Scott, Jim…the other alternative is to power the DME (and the fuel pump) directly off the alternator hot wire. Then you don’t really give a damn what the battery does. Chuck


#16

If you do that you have to have something to take away spark when you flip the kill switch. If the DME is tied to the alternator output (or to the engine side of the main power connections, which is the same thing), the engine will continue to run when you flip the kill switch. One could route the coil power through secondary contacts in the kill switch as an alternative to what I’ve previously proposed.

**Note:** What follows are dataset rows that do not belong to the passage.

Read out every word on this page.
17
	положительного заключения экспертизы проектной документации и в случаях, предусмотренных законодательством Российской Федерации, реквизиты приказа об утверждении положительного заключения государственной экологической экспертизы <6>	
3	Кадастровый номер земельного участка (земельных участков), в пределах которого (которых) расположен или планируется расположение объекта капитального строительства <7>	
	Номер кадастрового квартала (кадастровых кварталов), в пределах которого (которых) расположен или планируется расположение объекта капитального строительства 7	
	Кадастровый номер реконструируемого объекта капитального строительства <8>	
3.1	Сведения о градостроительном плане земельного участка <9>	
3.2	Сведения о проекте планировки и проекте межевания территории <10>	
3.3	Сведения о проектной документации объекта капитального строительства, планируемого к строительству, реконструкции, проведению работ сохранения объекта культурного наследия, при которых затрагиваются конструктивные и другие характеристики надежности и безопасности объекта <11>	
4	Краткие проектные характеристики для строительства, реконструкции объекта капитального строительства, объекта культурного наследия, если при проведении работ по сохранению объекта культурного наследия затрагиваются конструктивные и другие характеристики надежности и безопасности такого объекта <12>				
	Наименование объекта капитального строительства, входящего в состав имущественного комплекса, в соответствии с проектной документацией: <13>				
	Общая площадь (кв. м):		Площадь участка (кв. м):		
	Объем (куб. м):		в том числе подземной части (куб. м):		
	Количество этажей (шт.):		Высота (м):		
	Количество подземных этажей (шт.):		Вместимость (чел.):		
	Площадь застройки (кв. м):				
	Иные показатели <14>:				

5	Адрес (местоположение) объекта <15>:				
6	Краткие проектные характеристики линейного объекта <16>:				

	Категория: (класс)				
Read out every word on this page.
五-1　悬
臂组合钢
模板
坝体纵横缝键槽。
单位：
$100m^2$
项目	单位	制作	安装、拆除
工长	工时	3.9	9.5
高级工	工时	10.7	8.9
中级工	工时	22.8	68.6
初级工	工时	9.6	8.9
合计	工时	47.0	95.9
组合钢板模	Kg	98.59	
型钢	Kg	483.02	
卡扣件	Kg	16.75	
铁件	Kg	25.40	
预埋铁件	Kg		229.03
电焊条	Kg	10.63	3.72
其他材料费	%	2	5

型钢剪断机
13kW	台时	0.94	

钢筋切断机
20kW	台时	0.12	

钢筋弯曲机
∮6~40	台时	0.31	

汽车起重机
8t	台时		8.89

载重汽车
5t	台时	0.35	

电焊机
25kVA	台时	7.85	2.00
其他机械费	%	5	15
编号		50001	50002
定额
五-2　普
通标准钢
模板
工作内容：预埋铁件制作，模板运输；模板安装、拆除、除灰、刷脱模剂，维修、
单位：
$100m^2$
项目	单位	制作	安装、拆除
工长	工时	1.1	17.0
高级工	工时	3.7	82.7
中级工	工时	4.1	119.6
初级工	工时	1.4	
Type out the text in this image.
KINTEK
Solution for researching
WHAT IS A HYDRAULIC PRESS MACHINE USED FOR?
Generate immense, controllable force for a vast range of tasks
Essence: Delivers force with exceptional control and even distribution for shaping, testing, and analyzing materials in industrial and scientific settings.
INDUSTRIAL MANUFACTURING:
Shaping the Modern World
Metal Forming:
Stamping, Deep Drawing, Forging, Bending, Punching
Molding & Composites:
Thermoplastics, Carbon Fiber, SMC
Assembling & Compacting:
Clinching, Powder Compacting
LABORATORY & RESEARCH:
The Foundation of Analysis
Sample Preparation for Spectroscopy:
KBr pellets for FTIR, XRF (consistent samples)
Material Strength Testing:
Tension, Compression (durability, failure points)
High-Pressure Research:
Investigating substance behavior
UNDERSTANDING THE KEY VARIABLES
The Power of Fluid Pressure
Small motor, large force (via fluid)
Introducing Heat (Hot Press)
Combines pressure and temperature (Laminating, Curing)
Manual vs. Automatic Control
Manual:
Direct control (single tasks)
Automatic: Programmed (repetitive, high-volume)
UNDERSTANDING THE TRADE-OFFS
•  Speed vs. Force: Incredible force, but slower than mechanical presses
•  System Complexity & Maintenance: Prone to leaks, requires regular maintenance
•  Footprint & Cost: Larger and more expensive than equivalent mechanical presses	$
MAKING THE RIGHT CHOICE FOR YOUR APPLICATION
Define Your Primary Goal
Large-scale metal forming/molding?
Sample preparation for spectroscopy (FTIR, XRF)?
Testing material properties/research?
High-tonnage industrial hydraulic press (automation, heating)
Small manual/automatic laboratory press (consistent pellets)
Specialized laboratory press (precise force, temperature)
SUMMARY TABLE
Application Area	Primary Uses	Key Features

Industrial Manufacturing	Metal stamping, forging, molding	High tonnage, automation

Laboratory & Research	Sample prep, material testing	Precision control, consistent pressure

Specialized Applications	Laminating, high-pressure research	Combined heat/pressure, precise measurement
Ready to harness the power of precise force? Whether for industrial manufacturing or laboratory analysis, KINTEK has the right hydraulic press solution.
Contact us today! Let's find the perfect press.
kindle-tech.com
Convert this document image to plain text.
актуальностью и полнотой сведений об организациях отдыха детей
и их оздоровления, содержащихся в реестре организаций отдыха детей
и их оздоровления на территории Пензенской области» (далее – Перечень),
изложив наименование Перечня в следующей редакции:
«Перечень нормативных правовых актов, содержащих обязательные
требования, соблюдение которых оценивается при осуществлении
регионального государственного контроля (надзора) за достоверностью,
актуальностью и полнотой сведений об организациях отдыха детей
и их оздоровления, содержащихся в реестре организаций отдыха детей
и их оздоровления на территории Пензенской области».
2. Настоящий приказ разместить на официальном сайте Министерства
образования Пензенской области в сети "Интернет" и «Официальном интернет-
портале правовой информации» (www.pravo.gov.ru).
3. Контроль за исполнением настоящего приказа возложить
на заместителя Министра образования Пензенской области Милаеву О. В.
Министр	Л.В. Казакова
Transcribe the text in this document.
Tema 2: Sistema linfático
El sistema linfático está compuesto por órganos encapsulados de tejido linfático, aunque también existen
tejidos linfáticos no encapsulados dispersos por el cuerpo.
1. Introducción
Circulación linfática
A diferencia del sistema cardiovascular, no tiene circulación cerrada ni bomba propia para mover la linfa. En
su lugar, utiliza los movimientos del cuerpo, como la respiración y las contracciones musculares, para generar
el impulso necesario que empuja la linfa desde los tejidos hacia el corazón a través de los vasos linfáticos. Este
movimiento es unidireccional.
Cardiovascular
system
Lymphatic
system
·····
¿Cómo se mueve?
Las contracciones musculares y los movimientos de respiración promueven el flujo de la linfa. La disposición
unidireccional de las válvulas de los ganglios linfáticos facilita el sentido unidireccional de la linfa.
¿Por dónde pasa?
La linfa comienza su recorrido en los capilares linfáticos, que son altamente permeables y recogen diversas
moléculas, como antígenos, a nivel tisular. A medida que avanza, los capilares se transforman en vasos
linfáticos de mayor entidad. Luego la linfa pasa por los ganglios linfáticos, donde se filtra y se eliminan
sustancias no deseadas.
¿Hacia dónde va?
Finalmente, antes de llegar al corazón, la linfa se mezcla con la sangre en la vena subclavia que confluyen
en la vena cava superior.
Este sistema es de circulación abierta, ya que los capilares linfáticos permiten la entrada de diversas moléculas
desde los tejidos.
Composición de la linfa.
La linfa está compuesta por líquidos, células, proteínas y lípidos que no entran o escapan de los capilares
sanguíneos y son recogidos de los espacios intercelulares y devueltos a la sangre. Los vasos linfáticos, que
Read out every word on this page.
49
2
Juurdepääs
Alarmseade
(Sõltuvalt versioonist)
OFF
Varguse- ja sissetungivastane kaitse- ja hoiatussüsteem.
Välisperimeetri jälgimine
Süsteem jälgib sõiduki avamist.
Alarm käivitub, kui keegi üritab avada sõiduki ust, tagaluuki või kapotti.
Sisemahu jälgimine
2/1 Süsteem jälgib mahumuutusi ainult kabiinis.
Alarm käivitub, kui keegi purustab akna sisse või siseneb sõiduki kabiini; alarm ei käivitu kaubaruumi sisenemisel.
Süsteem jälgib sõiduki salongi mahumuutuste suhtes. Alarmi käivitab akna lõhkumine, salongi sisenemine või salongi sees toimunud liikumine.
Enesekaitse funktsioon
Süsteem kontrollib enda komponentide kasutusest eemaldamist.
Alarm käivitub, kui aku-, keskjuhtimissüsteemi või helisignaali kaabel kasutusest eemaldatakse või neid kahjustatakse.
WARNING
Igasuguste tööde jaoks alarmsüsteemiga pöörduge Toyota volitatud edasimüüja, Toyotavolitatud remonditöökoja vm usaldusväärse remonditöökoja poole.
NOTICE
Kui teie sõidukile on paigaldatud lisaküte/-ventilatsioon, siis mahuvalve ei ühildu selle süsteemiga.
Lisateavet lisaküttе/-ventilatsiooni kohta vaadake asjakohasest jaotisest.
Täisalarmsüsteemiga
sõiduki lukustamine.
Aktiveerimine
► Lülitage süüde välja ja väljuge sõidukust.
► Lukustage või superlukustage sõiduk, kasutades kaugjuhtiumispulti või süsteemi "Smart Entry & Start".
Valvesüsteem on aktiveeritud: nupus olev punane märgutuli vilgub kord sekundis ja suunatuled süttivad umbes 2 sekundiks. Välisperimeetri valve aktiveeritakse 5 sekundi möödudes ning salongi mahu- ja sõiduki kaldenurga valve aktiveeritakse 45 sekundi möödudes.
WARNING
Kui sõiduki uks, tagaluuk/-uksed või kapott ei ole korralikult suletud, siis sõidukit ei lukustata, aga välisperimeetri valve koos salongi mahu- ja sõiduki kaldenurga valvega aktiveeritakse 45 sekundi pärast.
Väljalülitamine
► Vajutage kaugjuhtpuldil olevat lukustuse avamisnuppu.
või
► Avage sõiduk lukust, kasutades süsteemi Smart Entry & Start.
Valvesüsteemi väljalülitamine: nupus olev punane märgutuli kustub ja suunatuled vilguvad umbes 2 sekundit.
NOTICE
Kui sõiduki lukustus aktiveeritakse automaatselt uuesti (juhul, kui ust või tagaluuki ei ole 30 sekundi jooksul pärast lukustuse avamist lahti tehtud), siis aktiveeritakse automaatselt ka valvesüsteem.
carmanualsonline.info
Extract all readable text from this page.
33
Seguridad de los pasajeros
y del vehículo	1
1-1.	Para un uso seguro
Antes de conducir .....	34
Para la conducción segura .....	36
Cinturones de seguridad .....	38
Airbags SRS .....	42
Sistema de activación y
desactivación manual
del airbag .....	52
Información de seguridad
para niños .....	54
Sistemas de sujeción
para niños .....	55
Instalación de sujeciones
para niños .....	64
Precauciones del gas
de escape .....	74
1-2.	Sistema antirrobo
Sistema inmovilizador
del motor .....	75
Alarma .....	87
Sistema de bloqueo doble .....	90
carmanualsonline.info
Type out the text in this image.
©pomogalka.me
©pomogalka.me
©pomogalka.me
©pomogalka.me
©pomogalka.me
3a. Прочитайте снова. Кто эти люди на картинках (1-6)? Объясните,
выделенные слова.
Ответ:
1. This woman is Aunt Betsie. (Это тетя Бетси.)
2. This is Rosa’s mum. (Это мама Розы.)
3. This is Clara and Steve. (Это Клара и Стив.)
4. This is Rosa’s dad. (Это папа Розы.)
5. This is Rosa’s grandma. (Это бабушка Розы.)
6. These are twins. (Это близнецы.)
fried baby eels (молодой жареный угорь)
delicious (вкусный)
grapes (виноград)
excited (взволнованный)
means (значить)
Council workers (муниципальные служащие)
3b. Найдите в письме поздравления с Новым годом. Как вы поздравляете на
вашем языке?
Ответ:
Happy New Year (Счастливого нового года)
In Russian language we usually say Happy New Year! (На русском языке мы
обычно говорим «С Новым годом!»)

The reason that BMW has the engine management system powered driectly off the battery is to avoid browning out the DME during a hard, cold weather, start due to voltage drop in the primary circuit. That isn’t much of an issue with a race car.


#17

Not sure I understand. Sounds like a 3rd pole on the kill switch would be needed in order to interrupt the wire from the alternator.

Based on excluding the small wire defeat as a workable course of action, I’m left with the 0.1v gain(4) achieved by a day spent cleaning connectors. Not a lot for the effort.


#18

I’ve seen an E30 have the alternator die on track, but not restart after a fuel stop (more 24hrs of lemons). In the course of debugging, the battery was tested to have 8.4V. I was surprised the car ran at all with that low a voltage.


#19

Jim, Scott…a little rewiring. Relay controlled by the switch (key switch) which, in turn would be controlled by the master disconnect. Other side of relay from starter to relay to power for fuel pump and DME. CB


#20

Not sure I understand. Sounds like a 3rd pole on the kill switch would be needed in order to interrupt the wire from the alternator.

Based on excluding the small wire defeat as a workable course of action, I’m left with the 0.1v gain(4) achieved by a day spent cleaning connectors. Not a lot for the effort.[/quote]

I went back and looked at the “small wire defeat” business to try to understand what I was thinking. I was wrong to dismiss the idea, it does work. I didn’t defeat the small kill switch pole, by connecting (1) to (3), I simply provided a bypass for the small wire. The kill switch’s small pole still interrupts power to the DME, and as such I couldn’t get back the 0.1v that is lost across the kill switch’s small pole. So comparing (4) from the start point (13.61v) to the final result (13.78v)I ended up gaining an honest 0.17v. I was kind of hoping to get a 1/2v out of this so the cheering is muted. Lets see what happens when I put in the new regulator.